Schlagwörter

, , , , , , , , ,

Vor ein paar Wochen habe ich wieder eine Biskuitroulade gebacken. Und wie ich das immer mache, habe ich die natürlich auf Facebook und Instagram hergezeigt.

 

Was mich dann sehr erstaunt hat, waren die Reaktionen drauf, die mich Schluss folgern ließen, dass das gar nicht so einfach ist, eine Biskuitroulade herzustellen.

Vielen bricht die Rolle beim Einrollen, oder sie ist zu trocken. Ich denke dass das entweder am Rezept liegt oder auch daran dass man die Teigplatte zu lange backen lässt.

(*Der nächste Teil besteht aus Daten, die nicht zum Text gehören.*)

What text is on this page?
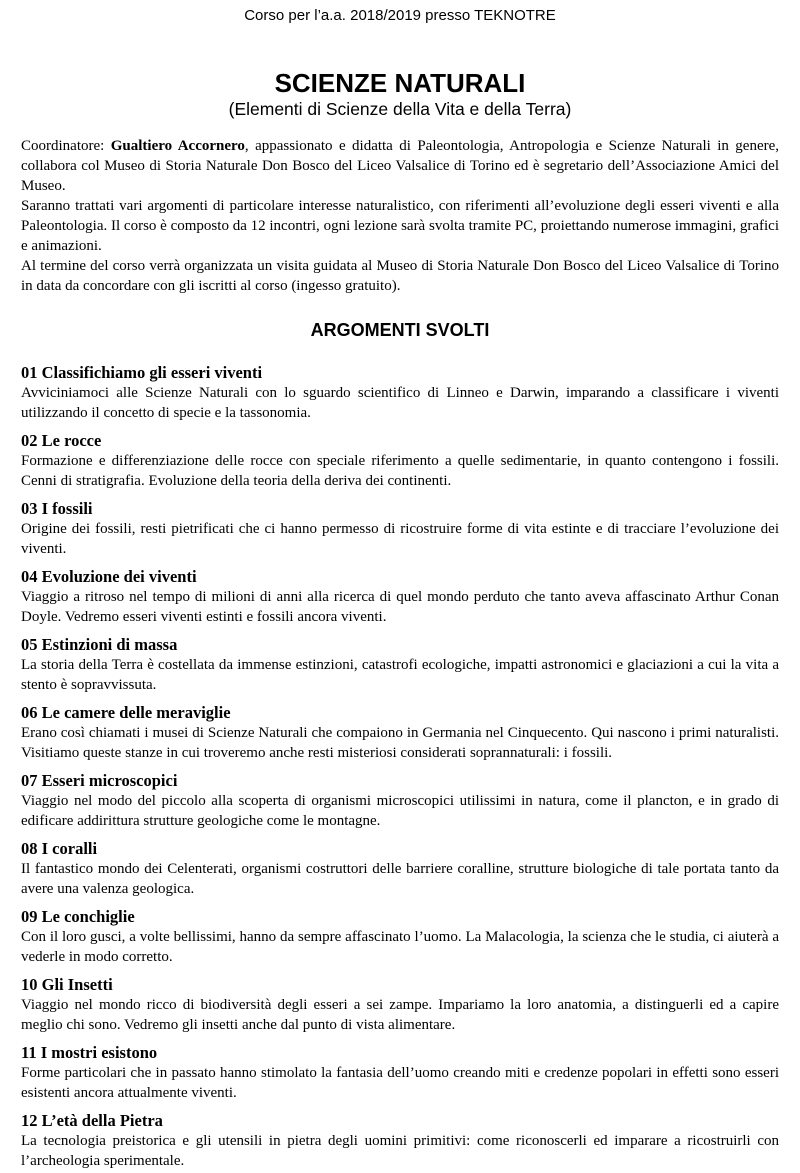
Corso per l’a.a. 2018/2019 presso TEKNOTRE

SCIENZE NATURALI

(Elementi di Scienze della Vita e della Terra)

Coordinatore: Gualtiero Accornero, appassionato e didatta di Paleontologia, Antropologia e Scienze Naturali in genere, collabora col Museo di Storia Naturale Don Bosco del Liceo Valsalice di Torino ed è segretario dell’Associazione Amici del Museo.

Saranno trattati vari argomenti di particolare interesse naturalistico, con riferimenti all’evoluzione degli esseri viventi e alla Paleontologia. Il corso è composto da 12 incontri, ogni lezione sarà svolta tramite PC, proiettando numerose immagini, grafici e animazioni.

Al termine del corso verrà organizzata un visita guidata al Museo di Storia Naturale Don Bosco del Liceo Valsalice di Torino in data da concordare con gli iscritti al corso (ingesso gratuito).

ARGOMENTI SVOLTI
01 Classifichiamo gli esseri viventi

Avviciniamoci alle Scienze Naturali con lo sguardo scientifico di Linneo e Darwin, imparando a classificare i viventi utilizzando il concetto di specie e la tassonomia.

02 Le rocce

Formazione e differenziazione delle rocce con speciale riferimento a quelle sedimentarie, in quanto contengono i fossili. Cenni di stratigrafia. Evoluzione della teoria della deriva dei continenti.

03 I fossili

Origine dei fossili, resti pietrificati che ci hanno permesso di ricostruire forme di vita estinte e di tracciare l’evoluzione dei viventi.

04 Evoluzione dei viventi

Viaggio a ritroso nel tempo di milioni di anni alla ricerca di quel mondo perduto che tanto aveva affascinato Arthur Conan Doyle. Vedremo esseri viventi estinti e fossili ancora viventi.

05 Estinzioni di massa

La storia della Terra è costellata da immense estinzioni, catastrofi ecologiche, impatti astronomici e glaciazioni a cui la vita a stento è sopravvissuta.

06 Le camere delle meraviglie

Erano così chiamati i musei di Scienze Naturali che compaiono in Germania nel Cinquecento. Qui nascono i primi naturalisti. Visitiamo queste stanze in cui troveremo anche resti misteriosi considerati soprannaturali: i fossili.

07 Esseri microscopici

Viaggio nel modo del piccolo alla scoperta di organismi microscopici utilissimi in natura, come il plancton, e in grado di edificare addirittura strutture geologiche come le montagne.

08 I coralli

Il fantastico mondo dei Celenterati, organismi costruttori delle barriere coralline, strutture biologiche di tale portata tanto da avere una valenza geologica.

09 Le conchiglie

Con il loro gusci, a volte bellissimi, hanno da sempre affascinato l’uomo. La Malacologia, la scienza che le studia, ci aiuterà a vederle in modo corretto.

10 Gli Insetti

Viaggio nel mondo ricco di biodiversità degli esseri a sei zampe. Impariamo la loro anatomia, a distinguerli ed a capire meglio chi sono. Vedremo gli insetti anche dal punto di vista alimentare.

11 I mostri esistono

Forme particolari che in passato hanno stimolato la fantasia dell’uomo creando miti e credenze popolari in effetti sono esseri esistenti ancora attualmente viventi.

12 L’età della Pietra

La tecnologia preistorica e gli utensili in pietra degli uomini primitivi: come riconoscerli ed imparare a ricostruirli con l’archeologia sperimentale.
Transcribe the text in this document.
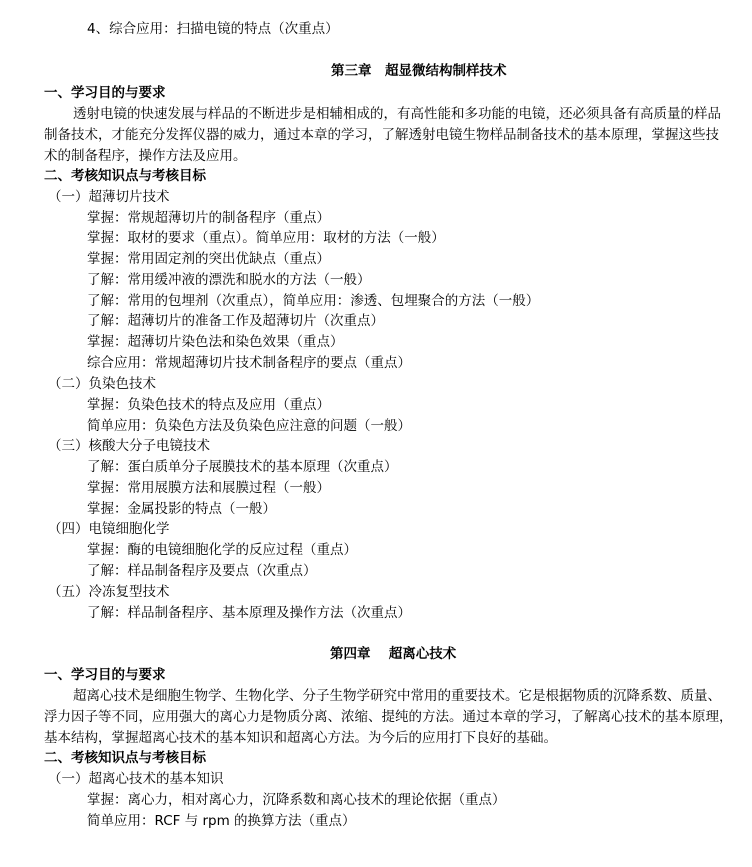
4、综合应用：扫描电镜的特点（次重点）
第三章　超显微结构制样技术
一、学习目的与要求
透射电镜的快速发展与样品的不断进步是相辅相成的，有高性能和多功能的电镜，还必须具备有高质量的样品
制备技术，才能充分发挥仪器的威力，通过本章的学习，了解透射电镜生物样品制备技术的基本原理，掌握这些技
术的制备程序，操作方法及应用。
二、考核知识点与考核目标
（一）超薄切片技术
掌握：常规超薄切片的制备程序（重点）
掌握：取材的要求（重点）。简单应用：取材的方法（一般）
掌握：常用固定剂的突出优缺点（重点）
了解：常用缓冲液的漂洗和脱水的方法（一般）
了解：常用的包埋剂（次重点），简单应用：渗透、包埋聚合的方法（一般）
了解：超薄切片的准备工作及超薄切片（次重点）
掌握：超薄切片染色法和染色效果（重点）
综合应用：常规超薄切片技术制备程序的要点（重点）
（二）负染色技术
掌握：负染色技术的特点及应用（重点）
简单应用：负染色方法及负染色应注意的问题（一般）
（三）核酸大分子电镜技术
了解：蛋白质单分子展膜技术的基本原理（次重点）
掌握：常用展膜方法和展膜过程（一般）
掌握：金属投影的特点（一般）
（四）电镜细胞化学
掌握：酶的电镜细胞化学的反应过程（重点）
了解：样品制备程序及要点（次重点）
（五）冷冻复型技术
了解：样品制备程序、基本原理及操作方法（次重点）
第四章　 超离心技术
一、学习目的与要求
超离心技术是细胞生物学、生物化学、分子生物学研究中常用的重要技术。它是根据物质的沉降系数、质量、
浮力因子等不同，应用强大的离心力是物质分离、浓缩、提纯的方法。通过本章的学习，了解离心技术的基本原理，
基本结构，掌握超离心技术的基本知识和超离心方法。为今后的应用打下良好的基础。
二、考核知识点与考核目标
（一）超离心技术的基本知识
掌握：离心力，相对离心力，沉降系数和离心技术的理论依据（重点）
简单应用：RCF 与 rpm 的换算方法（重点）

Grundsätzlich in ein anständiges Biskuit gehört für mich außer Eiern, Zucker und Mehl nichts hinein, außer vielleicht noch Geschmacksstoffe wie etwa Zitronenabrieb oder eine färbende Komponente wie zum Beispiel Kakao. Aber weder Butter, oder gar Backpulver benötige ich für einen Biskuitteig für eine Biskuitrolle.

Ich habe ein paar Rezepte, nach denen es super funktioniert, aber meistens mache ich meine Roulade nach folgendem Rezept, das ich aus dem Thea Backbuch Nr. 14 habe.

Biskuitroulade – einfach selbst herstellen:

pro 1 Ei:

– 30 g Staubzucker
– 2 Essl Mehl (griffig ist gefordert, ich nehme immer glattes, bei mir waren das 97 g für 4 Eier)

dazu noch:

  • 1 TL selbstgemachter Vanillezucker
  • eventuell etwas Abrieb einer Bio Zitrone

Biskuitroulade

Backrohr auf 200° Ober/Unterhitze vorheizen.
Ein Backbleich mit einem Blatt Backpapier auslegen.

Die Eier in Eiklar und Eigelb trennen, das Eiklar zu sehr steifem Schnee schlagen.
Die Dotter mit dem Zucker und dem Vanillezucker zu einer sehr schaumigen Masse rühren, das sieht dann richtig weiß aus und ist richtig cremig und fest. Wer mag gibt dann auch Vanille und Zitronenabrieb dazu.

Jetzt siebt man das Mehl mit einem feinen Sieb in die Eidottermasse und verrührt das vorsichtig.
Als letzten Arbeitsschritt wird der Schnee untergehoben, wieder ganz vorsichtig, damit nichts zusammenklatscht was wir vorher luftig geschlagen haben.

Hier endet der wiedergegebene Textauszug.